В безбожных переулках | страница 29



Так или иначе, но однажды она причинила мне боль или то, что осознано было мной впервые как боль, и это было душевное мучение, почти схожее с физическим. А случилось так, что она в первый раз не пришла ко мне, когда я не мог заснуть и звал ее. Были гости в доме, отцовские дружки, и она, наверное, хотела скорей уложить меня спать, а сама рвалась в компанию. Засыпать без нее я не мог, но это был не каприз, а что-то более глубокое, она же сама к тому меня и приучила, и вот вдруг не оказалось у нее то ли силы, то ли желания свои же правила исполнять. Но ведь до этого они исполнялись, и это было для меня, верно, самой жизнью, ее правила, без которых мигом окружали, терзали непонятность да страх. Она тогда уложила меня и сказала, что выпьет стакан воды и вернется, и это было как обещание, а вера в обещания у детей схожа с верой, что их любят. Потому ждал я исполнения этого обещания и тем более не мог заснуть, что было это и ожиданием необходимым маминой любви, покоя, уходящего в ночь. Она не шла. Стал я звать в темноту все громче и громче, а темнота делалась без мамы все невыносимей и страшней. После кричал уже навзрыд, рыдал, звал ее, но она не шла, будто и вовсе ее не стало.

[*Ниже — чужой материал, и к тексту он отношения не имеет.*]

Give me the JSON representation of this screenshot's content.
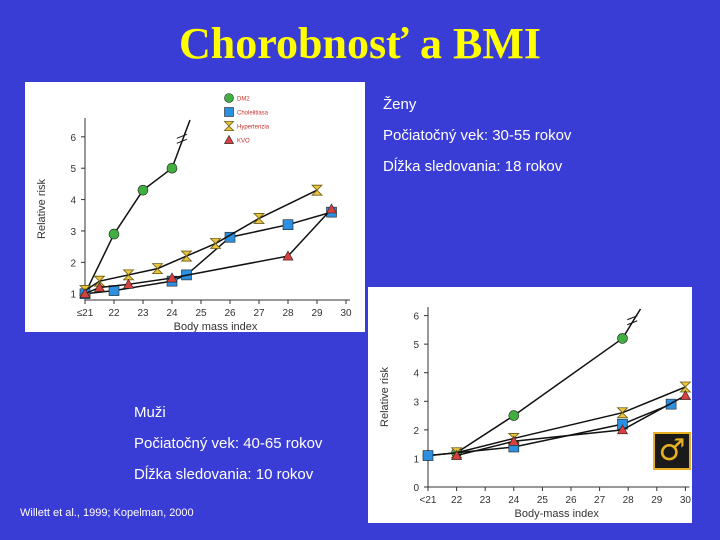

Наутро я не мог говорить - сорвал голос; а в ту ночь уснул, вероятно, только от изнеможения. Не помню, как она мне все объяснила, но я ей не поверил, и в душе явилось еще неведомой ясности видение, знание - что она говорит неправду. И это чувство не стало затаенным во мне, а обрело себя пусть в молчаливом, но осознанном осуждении той же неправды. Но еще неожиданней тем самым я обрел черту, самую глубокую в маме: и она осуждала, остро чувствуя, всякую неправду, будто родилась судьей; и она мучилась чувством вины от одной той возможности, что может причинить боль, а это давало ей дар справедливости, такой же как дар веры, дар любви, но вот, причиняя боль, она с трудом это понимала или же, словно судья, даром своим убеждала себя уже в том, что поступила справедливо, и боль душевная, которую она причиняла, становилась как суд, как нравственный, в исполнение приведенный приговор.

Узел этот в наших душах завязался сам собой, и не по родству, а словно бы потому, что он был чем-то роковым. В том все мы - родные - должны были мучить друг друга и никогда уж не распутаться. Судить друг дружку, чувствуя в том справедливость. Быть друг для друга орудием пытки нравственной, сами того не осознавая, то есть отчего же, нет - осознавая это как благо! Мама много с мной разговаривала, почти со страстью к разговору, будто в словах она утоляла голод. С детства я всех посторонних удивлял серьезностью, почти угрюмым выражением лица, но я ведь с детства слышал только эти мамины разговоры и впитал, как губка, ее серьезность. Всякую мелочь ей требовалось сделать для себя понятной. Если я портил одежду или игрушки, мама говорила, впрочем, без жалости к потраченным деньгам, а как бы делая вслух на мой счет важные выводы, что мне нельзя покупать "дорогих вещей". Еще делала вывод, что я не умею ценить подарков, но это, кажется, даже льстило ей - что я превращал в хлам игрушки, а было не раз и такое, что дарил кому-то их. Она объясняла это как бескорыстие, отсутствие жадности; больше всего гордилась, что приучила не думать о деньгах и относиться к деньгам с презрением. И я не смел уже думать, что люблю деньги, путаясь вообще, люблю ли я деньги или это стыдно их любить - так и в остальном.